Sikke-i Tasdik-i Gaybi 20. Mektup
Risale-i Nur şakirdlerinden Mehmed Feyzi ve emsaline hitaben beyan edilen bir hakikattir
Kardeşim Feyzi!
Madem sen, Isparta vilayetindeki kahramanlara benzemek istiyorsun, tam onlar gibi olmalısın. Eskişehir Hapishanesinde –Allah rahmet etsin– mühim bir şeyh-i mürşid ve cazibedar bir Nakşî evliyasından bir zat, dört ay mütemadiyen Risaletü’n-Nur’un elli altmış şakirdleri içinde ve celbkârane onların içlerinde sohbet ettiği halde, yalnız bir tek şakirdi muvakkaten kendine çekebildi. Mütebâkisi, o cazibedar şeyhe karşı müstağni kaldılar. Risaletü’n-Nur’un yüksek, kıymettar hizmet-i imaniyesi onlara kâfi olarak kanaat veriyordu. O şakirdlerin gayet keskin kalp basîreti şöyle bir hakikati anlamış ki:
Risaletü’n-Nur’a hizmet eden, imanını kurtarıyor; tarîkat ve şeyhlik ise velayet mertebeleri kazandırıyor. Bir adamın imanını kurtarmak, on mü’mini velayet derecesine çıkarmaktan daha mühim ve daha sevaplıdır. Çünkü iman, saadet-i ebediyeyi kazandırdığı için bir mü’mine, küre-i arz kadar bir saltanat-ı bâkiyeyi temin eder. Velayet ise mü’minin cennetini genişlettirir, parlattırır.

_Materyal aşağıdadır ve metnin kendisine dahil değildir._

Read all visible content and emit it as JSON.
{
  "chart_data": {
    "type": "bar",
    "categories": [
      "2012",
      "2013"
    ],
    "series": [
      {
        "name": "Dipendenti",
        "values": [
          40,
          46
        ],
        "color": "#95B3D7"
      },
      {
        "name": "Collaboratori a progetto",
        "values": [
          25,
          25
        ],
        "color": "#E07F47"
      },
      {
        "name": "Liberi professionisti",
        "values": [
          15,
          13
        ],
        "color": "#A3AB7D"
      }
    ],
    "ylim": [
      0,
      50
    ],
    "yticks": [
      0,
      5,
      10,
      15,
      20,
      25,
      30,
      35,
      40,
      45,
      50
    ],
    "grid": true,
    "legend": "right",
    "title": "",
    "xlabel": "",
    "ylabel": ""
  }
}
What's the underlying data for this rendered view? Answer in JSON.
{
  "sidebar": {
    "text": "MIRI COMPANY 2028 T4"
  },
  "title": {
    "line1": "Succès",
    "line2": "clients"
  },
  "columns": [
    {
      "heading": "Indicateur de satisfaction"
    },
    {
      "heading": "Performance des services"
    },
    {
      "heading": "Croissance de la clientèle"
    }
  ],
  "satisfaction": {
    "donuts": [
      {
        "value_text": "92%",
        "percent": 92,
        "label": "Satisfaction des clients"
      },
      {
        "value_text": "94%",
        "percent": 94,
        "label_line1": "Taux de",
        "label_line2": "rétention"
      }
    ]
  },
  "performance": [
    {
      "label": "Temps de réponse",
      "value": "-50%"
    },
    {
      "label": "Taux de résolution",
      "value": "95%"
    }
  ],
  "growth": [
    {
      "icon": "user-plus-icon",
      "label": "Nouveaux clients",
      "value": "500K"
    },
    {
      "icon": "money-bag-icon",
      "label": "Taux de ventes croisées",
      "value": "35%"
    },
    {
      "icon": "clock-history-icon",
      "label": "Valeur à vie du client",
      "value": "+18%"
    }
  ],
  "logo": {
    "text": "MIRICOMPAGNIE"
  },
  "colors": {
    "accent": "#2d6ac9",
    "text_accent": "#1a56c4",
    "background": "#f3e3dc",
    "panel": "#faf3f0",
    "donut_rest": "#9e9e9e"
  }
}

Bir adamı sultan yapmak, on neferi paşa yapmaktan ne kadar yüksek ise bir adamın imanını kurtarmak, on adamı veli yapmaktan daha sevaptır.
İşte bu dakik sırrı, senin Ispartalı kardeşlerin bir kısmının akılları görmese de umumunun keskin kalpleri görmüş ki benim gibi bîçare, günahkâr bir adamın arkadaşlığını evliyalara, belki eğer olsaydı, müçtehidlere dahi tercih ettiler.
Bu hakikate binaen, bu şehre bir kutub, bir gavs-ı a’zam gelse dese: “Seni on günde velayet derecesine çıkaracağım.” Sen, Risale-i Nur’u bırakıp onun yanına gitsen Isparta kahramanlarına arkadaş olamazsın.
Lillahi’l-hamd, bu zamanda sünnet-i seniye dairesinde kemal-i imanı kazanan Risale-i Nur şakirdleri evliyaların, mürşidlerin nazar-ı dikkatini celbedecek vaziyeti aldığından; her zamanda bulunan hakiki mürşidler, herhalde bu zamanda Risaletü’n-Nur şakirdlerine müşteri olurlar. Birisini elde etseler yirmi mürid kadar kıymet verirler.
Hem zevkli ve cazibedar velayet tereşşuhatı karşısında Risaletü’n-Nur’un hizmetindeki meşakkat, mücahede, külfet bulunduğundan Feyzi’ye hitaben beyan edilen bu hakikat kaleme alındı.